Da instanzgerichtliche
Entscheidungen oftmals erst längere Zeit nach Verkündung bekannt
werden, weicht das Entscheidungsdatum ggf. deutlich vom Versanddatum
dieses Newsletters ab. Wir bitten insoweit um Verständnis.
Entscheidung der Woche
BGB
§§ 1092 Abs. 1 S. 2, 1093; ZPO § 857 Abs. 3; InsO §§ 36 Abs. 1 S. 1,
80 Abs. 1
Wohnungsrecht; Zulässigkeit der Bestellung am eigenen Grundstück;
Pfändung eines Eigentümerwohnungsrechts
1. Die Bestellung
eines Wohnungsrechts am eigenen Grundstück ist zulässig.
2a. Sind
Grundstückseigentümer und Wohnungsberechtigter personenidentisch, sei es durch eine anfängliche Bestellung des
Wohnungsrechts als Eigentümerrecht, sei es durch eine
nachträgliche (Wieder-)Vereinigung von Wohnungsrecht und
Eigentum in einer Person (§ 889 BGB), muss sich der
Wohnungsberechtigte für die Pfändung so behandeln lassen, als
habe er es gestattet, die Ausübung des Wohnungsrechts einem
anderen zu überlassen; infolgedessen ist ein
Eigentümerwohnungsrecht stets pfändbar (Fortführung von Senat,
Urteil vom 11. März 1964 – V ZR 78/62, NJW 1964, 1226, insoweit
in BGHZ 41, 209 nicht abgedruckt).
2b.
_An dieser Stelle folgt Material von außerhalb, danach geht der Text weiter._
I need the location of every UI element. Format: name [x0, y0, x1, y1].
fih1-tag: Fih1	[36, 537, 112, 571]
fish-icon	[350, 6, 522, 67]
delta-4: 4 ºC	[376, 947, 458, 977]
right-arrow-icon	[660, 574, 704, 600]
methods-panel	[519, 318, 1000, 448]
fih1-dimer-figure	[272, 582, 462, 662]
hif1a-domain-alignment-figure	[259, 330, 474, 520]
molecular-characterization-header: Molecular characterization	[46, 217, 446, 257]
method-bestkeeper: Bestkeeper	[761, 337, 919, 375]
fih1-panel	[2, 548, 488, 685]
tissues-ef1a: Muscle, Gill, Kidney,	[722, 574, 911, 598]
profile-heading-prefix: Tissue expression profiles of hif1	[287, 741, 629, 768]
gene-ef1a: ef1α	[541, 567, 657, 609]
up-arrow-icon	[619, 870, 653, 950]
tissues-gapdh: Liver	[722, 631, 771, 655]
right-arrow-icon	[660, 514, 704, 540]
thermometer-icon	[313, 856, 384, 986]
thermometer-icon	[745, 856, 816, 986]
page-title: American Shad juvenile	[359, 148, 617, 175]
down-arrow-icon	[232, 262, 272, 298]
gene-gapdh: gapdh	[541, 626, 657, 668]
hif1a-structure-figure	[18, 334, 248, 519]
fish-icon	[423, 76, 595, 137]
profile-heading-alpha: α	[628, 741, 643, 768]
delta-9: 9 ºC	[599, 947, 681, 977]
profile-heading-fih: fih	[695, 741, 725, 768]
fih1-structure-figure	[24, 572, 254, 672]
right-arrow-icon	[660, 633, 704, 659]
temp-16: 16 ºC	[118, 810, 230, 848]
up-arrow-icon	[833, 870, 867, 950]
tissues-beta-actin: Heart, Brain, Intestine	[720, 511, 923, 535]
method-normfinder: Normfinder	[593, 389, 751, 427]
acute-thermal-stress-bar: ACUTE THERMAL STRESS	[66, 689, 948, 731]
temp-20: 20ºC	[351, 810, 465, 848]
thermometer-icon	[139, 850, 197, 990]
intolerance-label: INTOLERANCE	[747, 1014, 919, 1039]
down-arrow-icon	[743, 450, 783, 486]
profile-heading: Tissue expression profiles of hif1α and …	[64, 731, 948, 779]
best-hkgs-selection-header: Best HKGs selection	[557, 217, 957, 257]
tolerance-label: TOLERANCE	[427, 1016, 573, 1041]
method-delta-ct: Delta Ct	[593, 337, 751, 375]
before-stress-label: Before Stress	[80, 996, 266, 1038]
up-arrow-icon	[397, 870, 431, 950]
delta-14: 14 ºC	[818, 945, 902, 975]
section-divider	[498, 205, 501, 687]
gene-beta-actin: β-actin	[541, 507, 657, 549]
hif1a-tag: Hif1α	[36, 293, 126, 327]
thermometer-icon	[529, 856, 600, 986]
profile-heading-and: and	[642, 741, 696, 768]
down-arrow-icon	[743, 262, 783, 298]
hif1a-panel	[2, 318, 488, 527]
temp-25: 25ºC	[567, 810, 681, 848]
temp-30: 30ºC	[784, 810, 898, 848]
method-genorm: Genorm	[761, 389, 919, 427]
Aufgrund der Pfändbarkeit fällt das Eigentümerwohnungsrecht
bei Insolvenz des wohnungsberechtigten Grundstückseigentümers in
die Insolvenzmasse. Der Insolvenzverwalter ist befugt, im Rahmen
der Verwertung die Löschung des Wohnungsrechts zu bewilligen.
BGH, Beschl. v.
2.3.2023 – V ZB 64/21
Immobilienrecht/allg. Zivilrecht
GBBerG § 5
Erlöschen unveräußerlicher Rechte nach § 5 GBBerG, wenn Geburtsdatum des Berechtigten nicht aus Grundbuch oder Grundakten ersichtlich
1. Ergibt sich aus
dem Grundbuch oder den Grundakten das Geburtsdatum des
Berechtigten einer beschränkt persönlichen Dienstbarkeit nicht,
kann eine Löschung des Rechts gemäß § 5 Abs. 1 S. 2 GBBerG erst
110 Jahre nach Grundbucheintragung erfolgen.
2. Von dem Wortlaut des § 5 GBBerG kann auch dann nicht
abgewichen werden, wenn die Bewilligung hinsichtlich der
eingetragenen Dienstbarkeit bereits vor 119 Jahren erfolgte.
OLG Nürnberg,
Beschl. v. 16.2.2023 – 15 Wx 249/23
Erbrecht
BGB §§ 133, 2084, 2087, 2247 Abs. 1
„Verschenken“ eines Hausanteils für den Fall des Ablebens als
Erbeinsetzung
1. Ein vom Erblasser
handschriftlich verfasstes Schriftstück, in dem er erklärt, für
den Fall seines plötzlichen Ablebens seinen Hausanteil
„verschenken“ zu wollen, ist nicht als Schenkung im Rechtssinne
zu verstehen. Denn im Zweifel ist die Auslegung gem. § 2084 BGB
so vorzunehmen, dass die Verfügung Erfolg haben kann. Damit
kommt hier nur eine Erbeinsetzung oder ein Vermächtnis in
Betracht.
2. Gem. § 2087 Abs. 2 BGB ist die Zuwendung nur einzelner
Gegenstände im Zweifel allerdings nicht als Erbeinsetzung
aufzufassen. Die Vorschrift kommt jedoch erst dann zur
Anwendung, wenn im Wege der individuellen Auslegung kein
anderer Erblasserwille festgestellt werden kann.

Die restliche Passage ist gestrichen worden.